Au début des Ères, je t'avais créé comme
une portion de moi-même, sous le nom de Vikramâditya,
afin de détruire les démons qui s'étaient incarnés
en forme de Barbares. Aujourd'hui je t'ai créé une nouvelle
fois en tant que Trivikramasena, roi héros, afin de dompter
un malfaiteur déchaîné. Lorsque tu auras soumis
à ta volonté la terre avec ses îles et ses domaines
infernaux, tu deviendras au bout de peu de temps le souverain des
Esprits aériens. Pendant une longue durée tu jouiras
des plaisirs célestes; puis tu t'en dégoûteras
et y renonceras volontairement. A la fin, tu seras uni à Moi
5, aies-en la certitude. Reçois de ma part cette épée
qui se nomme l'Invincible, grâce à laquelle tu obtiendras
tout ce que j'ai dit. »
Alors le dieu Auspicieux remit au roi l'Épée miraculeuse;
puis il disparut, ayant reçu en hommage des paroles dévotes
et des fleurs.
Quand le roi Trivikramasena eut constaté que tout ce qui était
à faire avait été fait, comme la nuit s'éclaircissait,
il retourna en sa capitale, à Pratisthâna. Là
il fut fêté par ses sujets qui avaient appris, étape
par étape, ses exploits nocturnes. Il y eut des cérémonies
considérables. Toute la journée se passa pour lui à
se baigner, procéder à des dons, adorer Siva, tout cela
parmi les danses, les chants, la musique et autres divertissements.
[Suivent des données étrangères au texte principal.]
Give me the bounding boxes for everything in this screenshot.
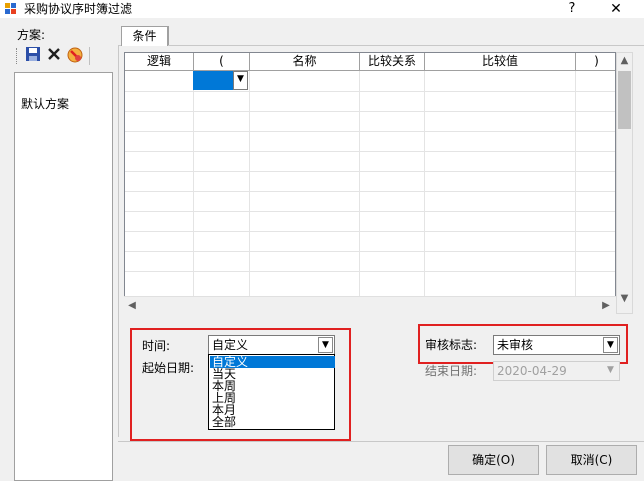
chevron-down-icon[interactable]: ▼ <box>233 71 248 90</box>
grid-horizontal-scrollbar[interactable]: ◀ ▶ <box>124 296 616 314</box>
grid-line <box>193 71 194 297</box>
toolbar-grip <box>16 48 19 64</box>
end-date-label: 结束日期: <box>425 364 478 378</box>
grid-vertical-scrollbar[interactable]: ▲ ▼ <box>616 52 633 314</box>
window-title: 采购协议序时簿过滤 <box>24 2 133 16</box>
cancel-icon[interactable] <box>66 46 84 64</box>
help-button[interactable]: ? <box>560 0 584 18</box>
time-select-value: 自定义 <box>212 338 249 352</box>
scroll-right-icon[interactable]: ▶ <box>600 300 612 311</box>
title-bar: 采购协议序时簿过滤 ? ✕ <box>0 0 644 18</box>
open-paren-selection <box>193 71 233 90</box>
ok-button[interactable]: 确定(O) <box>448 445 539 475</box>
time-option-all[interactable]: 全部 <box>210 416 335 428</box>
grid-line <box>125 151 615 152</box>
column-header-value[interactable]: 比较值 <box>425 53 576 71</box>
column-header-name[interactable]: 名称 <box>250 53 360 71</box>
column-header-close-paren[interactable]: ) <box>576 53 615 71</box>
close-button[interactable]: ✕ <box>604 0 628 18</box>
grid-line <box>575 71 576 297</box>
grid-line <box>125 211 615 212</box>
grid-line <box>125 131 615 132</box>
time-options-list[interactable]: 自定义 当天 本周 上周 本月 全部 <box>208 354 335 430</box>
time-select[interactable]: 自定义 ▼ <box>208 335 335 355</box>
grid-line <box>125 191 615 192</box>
grid-line <box>125 231 615 232</box>
scheme-label: 方案: <box>17 28 46 42</box>
audit-select[interactable]: 未审核 ▼ <box>493 335 620 355</box>
tab-conditions[interactable]: 条件 <box>121 26 168 46</box>
chevron-down-icon[interactable]: ▼ <box>318 337 333 353</box>
column-header-open-paren[interactable]: ( <box>194 53 250 71</box>
scroll-down-icon[interactable]: ▼ <box>617 293 632 304</box>
grid-line <box>125 111 615 112</box>
toolbar-separator <box>89 47 90 65</box>
scroll-up-icon[interactable]: ▲ <box>617 55 632 66</box>
condition-grid[interactable]: 逻辑 ( 名称 比较关系 比较值 ) <box>124 52 616 314</box>
scheme-toolbar <box>16 45 94 67</box>
scroll-thumb[interactable] <box>618 71 631 129</box>
scheme-list[interactable]: 默认方案 <box>14 72 113 481</box>
scheme-item-default[interactable]: 默认方案 <box>21 95 69 112</box>
open-paren-combo[interactable]: ▼ <box>193 71 248 90</box>
tab-divider <box>168 26 169 45</box>
grid-line <box>125 171 615 172</box>
grid-line <box>125 271 615 272</box>
grid-line <box>359 71 360 297</box>
chevron-down-icon[interactable]: ▼ <box>603 363 618 379</box>
grid-line <box>125 251 615 252</box>
app-icon <box>4 2 18 16</box>
end-date-picker[interactable]: 2020-04-29 ▼ <box>493 361 620 381</box>
audit-select-value: 未审核 <box>497 338 534 352</box>
grid-line <box>424 71 425 297</box>
delete-icon[interactable] <box>45 46 63 64</box>
grid-line <box>125 91 615 92</box>
column-header-logic[interactable]: 逻辑 <box>125 53 194 71</box>
grid-header: 逻辑 ( 名称 比较关系 比较值 ) <box>125 53 615 71</box>
time-label: 时间: <box>142 339 171 353</box>
audit-label: 审核标志: <box>425 338 478 352</box>
column-header-comparison[interactable]: 比较关系 <box>360 53 425 71</box>
footer-divider <box>118 441 644 442</box>
end-date-value: 2020-04-29 <box>497 364 567 378</box>
start-date-label: 起始日期: <box>142 361 195 375</box>
grid-line <box>249 71 250 297</box>
save-icon[interactable] <box>24 46 42 64</box>
chevron-down-icon[interactable]: ▼ <box>603 337 618 353</box>
cancel-button[interactable]: 取消(C) <box>546 445 637 475</box>
scroll-left-icon[interactable]: ◀ <box>126 300 138 311</box>
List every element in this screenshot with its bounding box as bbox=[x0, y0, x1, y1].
En peu d'années, aidé par l'épée de Siva
autant que par sa vaillance propre, le roi ordonna sous son Pouvoir
la terre entière, libre d'ennemis, avec ses îles et ses
domaines infernaux.
Alors, quand il eut obtenu l'immense empire sur les Esprits aériens
et qu'il en eut joui un long temps selon les instructions de Siva,
il fut uni au Seigneur, car il avait accompli son destin.